3) Combining gravitational wave observations with electromagnetic observations
Neutron stars are the extremely dense cores of collapsed stars that can emit large amounts of gravity. What’s cool about them is that they also produce light. If LIGO picks up on a neutron star — or perhaps two neutron stars colliding with each other — it can then point traditional telescopes at them to watch the light show. “That will tell us about the extreme states of nuclear matter,” Landry says. It will also “mark a new era of cooperative astronomy,” he says. We’ve never before been able to measure an object in terms of both gravity and radiation. Seeing them in tandem allows us to learn more about how they are related.
4) Learning how common it is for black holes to orbit each other
Before gravitational wave astronomy, no scientist had observational proof that two black holes could orbit each other. Now we’ve seen three pairs of them doing it. LIGO scientists predict that once they upgrade the sensors to be more sensitive, they’ll be detecting these collisions at a rate of one per day. And the more they detect, the more scientists can hypothesize about the number of black holes in the universe.
5) Finding the source of dark matter
Dark matter is theorized to make up 27 percent of all the matter in the universe. But we’ve never seen dark matter (it’s dark!), and we don’t know where it comes from.
Matter creates gravity. Perhaps gravitational waves can help us trace the origins of dark matter. It could exist in the form of many tiny black holes. It could be the remnants of "primordial" black holes created at the beginning of the universe. We don’t know.
6) Finding new, weird celestial objects
The universe is a big, dark place.
"We might find sources [of gravity] we were not expecting," Avi Loeb, a Harvard theoretical physicist, said in an interview last year. "That would be the most exciting."
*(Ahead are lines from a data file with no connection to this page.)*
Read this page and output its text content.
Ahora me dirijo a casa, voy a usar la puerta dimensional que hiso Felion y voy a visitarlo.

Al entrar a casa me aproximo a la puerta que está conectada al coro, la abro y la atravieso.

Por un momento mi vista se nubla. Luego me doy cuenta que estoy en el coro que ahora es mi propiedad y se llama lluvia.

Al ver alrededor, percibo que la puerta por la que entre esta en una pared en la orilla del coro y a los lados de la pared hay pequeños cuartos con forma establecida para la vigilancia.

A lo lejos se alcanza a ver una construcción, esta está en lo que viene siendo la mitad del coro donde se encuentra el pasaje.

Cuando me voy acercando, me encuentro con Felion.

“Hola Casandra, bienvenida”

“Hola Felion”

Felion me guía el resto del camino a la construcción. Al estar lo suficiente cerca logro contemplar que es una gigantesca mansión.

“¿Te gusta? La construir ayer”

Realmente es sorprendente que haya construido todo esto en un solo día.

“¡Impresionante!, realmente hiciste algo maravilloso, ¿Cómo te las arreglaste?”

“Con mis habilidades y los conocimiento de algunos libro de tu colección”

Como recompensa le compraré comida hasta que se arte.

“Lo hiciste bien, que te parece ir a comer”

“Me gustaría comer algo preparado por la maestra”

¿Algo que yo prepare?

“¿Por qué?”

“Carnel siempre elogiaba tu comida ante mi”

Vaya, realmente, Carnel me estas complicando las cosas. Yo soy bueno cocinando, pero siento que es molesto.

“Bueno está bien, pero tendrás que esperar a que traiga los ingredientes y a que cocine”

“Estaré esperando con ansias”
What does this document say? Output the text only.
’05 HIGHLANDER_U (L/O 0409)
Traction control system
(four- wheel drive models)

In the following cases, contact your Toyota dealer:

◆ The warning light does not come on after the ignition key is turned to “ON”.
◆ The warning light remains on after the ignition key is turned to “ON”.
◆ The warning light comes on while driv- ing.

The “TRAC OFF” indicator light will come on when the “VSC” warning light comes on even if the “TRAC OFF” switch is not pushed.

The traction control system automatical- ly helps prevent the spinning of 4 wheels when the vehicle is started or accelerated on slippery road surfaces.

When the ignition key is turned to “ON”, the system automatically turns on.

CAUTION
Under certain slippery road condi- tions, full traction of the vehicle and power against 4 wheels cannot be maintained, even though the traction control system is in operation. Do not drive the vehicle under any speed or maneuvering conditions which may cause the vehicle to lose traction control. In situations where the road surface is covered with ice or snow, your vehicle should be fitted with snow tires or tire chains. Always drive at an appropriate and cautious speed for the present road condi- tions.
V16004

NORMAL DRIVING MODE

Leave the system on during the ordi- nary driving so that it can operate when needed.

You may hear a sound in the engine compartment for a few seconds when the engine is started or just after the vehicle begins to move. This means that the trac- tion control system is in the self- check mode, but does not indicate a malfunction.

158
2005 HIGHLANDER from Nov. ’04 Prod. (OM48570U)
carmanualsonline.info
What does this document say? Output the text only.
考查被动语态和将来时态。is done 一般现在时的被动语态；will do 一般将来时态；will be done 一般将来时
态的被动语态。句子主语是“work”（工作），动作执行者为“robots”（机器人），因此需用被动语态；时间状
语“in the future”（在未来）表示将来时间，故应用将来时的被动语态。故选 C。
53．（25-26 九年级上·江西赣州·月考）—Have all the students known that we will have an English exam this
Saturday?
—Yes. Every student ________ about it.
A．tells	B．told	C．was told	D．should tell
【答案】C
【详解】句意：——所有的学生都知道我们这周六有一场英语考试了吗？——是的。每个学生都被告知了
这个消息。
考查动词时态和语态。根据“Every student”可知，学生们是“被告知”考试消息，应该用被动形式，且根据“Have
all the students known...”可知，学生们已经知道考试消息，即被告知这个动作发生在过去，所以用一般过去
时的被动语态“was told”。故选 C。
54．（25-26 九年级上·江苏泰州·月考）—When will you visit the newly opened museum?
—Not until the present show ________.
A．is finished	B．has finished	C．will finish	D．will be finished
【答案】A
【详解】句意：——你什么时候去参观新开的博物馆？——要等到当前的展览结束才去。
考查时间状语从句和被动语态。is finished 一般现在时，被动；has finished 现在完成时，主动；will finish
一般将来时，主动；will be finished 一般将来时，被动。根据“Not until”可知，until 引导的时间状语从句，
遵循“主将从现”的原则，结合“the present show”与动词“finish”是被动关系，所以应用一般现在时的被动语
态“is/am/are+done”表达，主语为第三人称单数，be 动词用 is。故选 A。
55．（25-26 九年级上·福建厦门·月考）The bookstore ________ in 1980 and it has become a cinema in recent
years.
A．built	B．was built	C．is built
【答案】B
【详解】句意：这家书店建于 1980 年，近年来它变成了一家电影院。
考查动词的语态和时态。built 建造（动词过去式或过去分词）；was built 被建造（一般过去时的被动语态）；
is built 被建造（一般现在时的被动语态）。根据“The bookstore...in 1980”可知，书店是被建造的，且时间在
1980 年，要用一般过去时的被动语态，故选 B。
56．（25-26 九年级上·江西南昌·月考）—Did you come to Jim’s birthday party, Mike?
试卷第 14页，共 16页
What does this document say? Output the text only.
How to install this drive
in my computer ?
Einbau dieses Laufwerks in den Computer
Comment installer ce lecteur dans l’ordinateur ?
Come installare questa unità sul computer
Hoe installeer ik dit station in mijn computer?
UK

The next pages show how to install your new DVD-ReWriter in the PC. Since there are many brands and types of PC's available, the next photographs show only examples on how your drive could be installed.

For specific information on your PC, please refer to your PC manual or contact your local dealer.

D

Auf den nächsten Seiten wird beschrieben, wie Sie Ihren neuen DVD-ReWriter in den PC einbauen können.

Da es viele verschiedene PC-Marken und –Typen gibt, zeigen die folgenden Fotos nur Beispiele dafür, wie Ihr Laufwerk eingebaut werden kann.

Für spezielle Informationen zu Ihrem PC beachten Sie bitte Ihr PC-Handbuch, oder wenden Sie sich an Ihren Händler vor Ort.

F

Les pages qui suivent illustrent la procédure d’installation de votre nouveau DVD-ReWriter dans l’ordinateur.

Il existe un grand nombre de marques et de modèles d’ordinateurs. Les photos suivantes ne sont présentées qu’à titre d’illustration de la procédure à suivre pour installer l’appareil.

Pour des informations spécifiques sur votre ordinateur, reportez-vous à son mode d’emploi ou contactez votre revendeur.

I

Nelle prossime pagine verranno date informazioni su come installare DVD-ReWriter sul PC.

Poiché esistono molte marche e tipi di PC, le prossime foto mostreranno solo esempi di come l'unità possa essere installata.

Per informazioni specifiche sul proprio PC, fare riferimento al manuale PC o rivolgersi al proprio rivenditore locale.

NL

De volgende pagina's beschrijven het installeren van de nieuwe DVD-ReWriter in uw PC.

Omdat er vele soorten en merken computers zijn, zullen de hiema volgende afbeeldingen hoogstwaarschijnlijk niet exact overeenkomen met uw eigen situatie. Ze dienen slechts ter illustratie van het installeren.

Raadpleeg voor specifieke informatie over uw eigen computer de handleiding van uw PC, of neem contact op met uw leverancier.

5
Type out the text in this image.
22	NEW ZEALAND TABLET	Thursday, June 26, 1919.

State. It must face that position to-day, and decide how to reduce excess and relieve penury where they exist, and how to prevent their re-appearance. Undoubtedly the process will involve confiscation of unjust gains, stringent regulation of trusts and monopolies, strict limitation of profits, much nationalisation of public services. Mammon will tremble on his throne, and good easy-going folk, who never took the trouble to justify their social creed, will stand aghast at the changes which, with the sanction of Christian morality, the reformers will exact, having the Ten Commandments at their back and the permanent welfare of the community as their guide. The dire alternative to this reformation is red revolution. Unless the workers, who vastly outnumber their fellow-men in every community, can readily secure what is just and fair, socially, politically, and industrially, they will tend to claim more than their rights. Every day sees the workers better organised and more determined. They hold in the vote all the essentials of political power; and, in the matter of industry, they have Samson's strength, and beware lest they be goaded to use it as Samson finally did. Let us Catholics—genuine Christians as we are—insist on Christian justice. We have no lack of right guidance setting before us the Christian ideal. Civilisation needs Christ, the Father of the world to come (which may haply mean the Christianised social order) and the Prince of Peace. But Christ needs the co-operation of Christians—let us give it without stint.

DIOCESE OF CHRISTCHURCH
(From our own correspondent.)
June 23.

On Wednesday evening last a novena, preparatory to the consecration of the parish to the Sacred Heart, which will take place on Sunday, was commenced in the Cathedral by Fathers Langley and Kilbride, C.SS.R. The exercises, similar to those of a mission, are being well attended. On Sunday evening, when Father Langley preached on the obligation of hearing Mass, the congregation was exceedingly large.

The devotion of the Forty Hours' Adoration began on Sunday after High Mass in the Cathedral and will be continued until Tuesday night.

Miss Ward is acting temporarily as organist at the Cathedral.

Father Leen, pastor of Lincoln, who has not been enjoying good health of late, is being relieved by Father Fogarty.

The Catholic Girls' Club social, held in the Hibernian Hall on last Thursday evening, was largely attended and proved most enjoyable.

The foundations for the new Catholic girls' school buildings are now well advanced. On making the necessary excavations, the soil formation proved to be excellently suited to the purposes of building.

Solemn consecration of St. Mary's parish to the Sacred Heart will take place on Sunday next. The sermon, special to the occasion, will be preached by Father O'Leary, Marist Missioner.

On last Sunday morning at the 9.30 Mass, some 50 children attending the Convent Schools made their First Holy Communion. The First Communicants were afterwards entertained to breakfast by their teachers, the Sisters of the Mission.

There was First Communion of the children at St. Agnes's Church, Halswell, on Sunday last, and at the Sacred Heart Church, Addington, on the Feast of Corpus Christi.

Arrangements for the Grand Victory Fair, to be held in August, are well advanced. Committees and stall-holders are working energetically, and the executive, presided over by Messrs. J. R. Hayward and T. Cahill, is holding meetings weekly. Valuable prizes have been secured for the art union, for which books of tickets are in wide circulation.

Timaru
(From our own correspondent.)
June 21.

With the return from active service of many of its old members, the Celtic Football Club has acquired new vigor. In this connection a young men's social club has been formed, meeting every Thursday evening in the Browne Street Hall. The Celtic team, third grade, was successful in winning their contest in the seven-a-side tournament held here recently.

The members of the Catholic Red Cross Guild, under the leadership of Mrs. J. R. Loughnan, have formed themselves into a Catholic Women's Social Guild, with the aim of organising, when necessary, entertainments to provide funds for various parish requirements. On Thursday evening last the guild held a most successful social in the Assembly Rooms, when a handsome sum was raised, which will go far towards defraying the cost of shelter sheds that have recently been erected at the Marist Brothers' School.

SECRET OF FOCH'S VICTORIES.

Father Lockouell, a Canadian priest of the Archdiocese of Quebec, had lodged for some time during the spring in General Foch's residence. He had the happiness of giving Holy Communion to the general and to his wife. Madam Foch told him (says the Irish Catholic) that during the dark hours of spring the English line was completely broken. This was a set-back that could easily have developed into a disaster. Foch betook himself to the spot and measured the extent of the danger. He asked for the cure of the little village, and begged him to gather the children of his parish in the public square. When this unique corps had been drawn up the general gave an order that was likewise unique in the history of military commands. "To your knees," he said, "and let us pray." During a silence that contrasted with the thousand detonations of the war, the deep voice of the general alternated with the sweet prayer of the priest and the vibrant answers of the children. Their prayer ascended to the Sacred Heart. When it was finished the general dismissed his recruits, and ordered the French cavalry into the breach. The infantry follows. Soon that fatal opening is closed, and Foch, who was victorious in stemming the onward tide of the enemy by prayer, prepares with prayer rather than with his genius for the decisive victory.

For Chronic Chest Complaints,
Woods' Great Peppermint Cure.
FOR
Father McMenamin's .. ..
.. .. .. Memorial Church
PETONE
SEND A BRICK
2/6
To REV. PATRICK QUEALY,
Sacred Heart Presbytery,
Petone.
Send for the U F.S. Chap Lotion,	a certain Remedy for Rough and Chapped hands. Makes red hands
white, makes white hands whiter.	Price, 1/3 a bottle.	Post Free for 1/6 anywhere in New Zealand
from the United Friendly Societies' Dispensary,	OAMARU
Perhaps we’ll find evidence of "cosmic strings," hypothesized weird wrinkles in spacetime containing massive amounts of energy. And the chances of finding these strange new objects only grow as LIGO increases its power and its counterparts come online.
“I want [to capture a gravitational wave] signal that no one has predicted and for which no one has an explanation,” Caltech’s Landry says. “I want to really surprise the world with a discovery that requires astrophysicists to go back from scratch and think of new ideas.”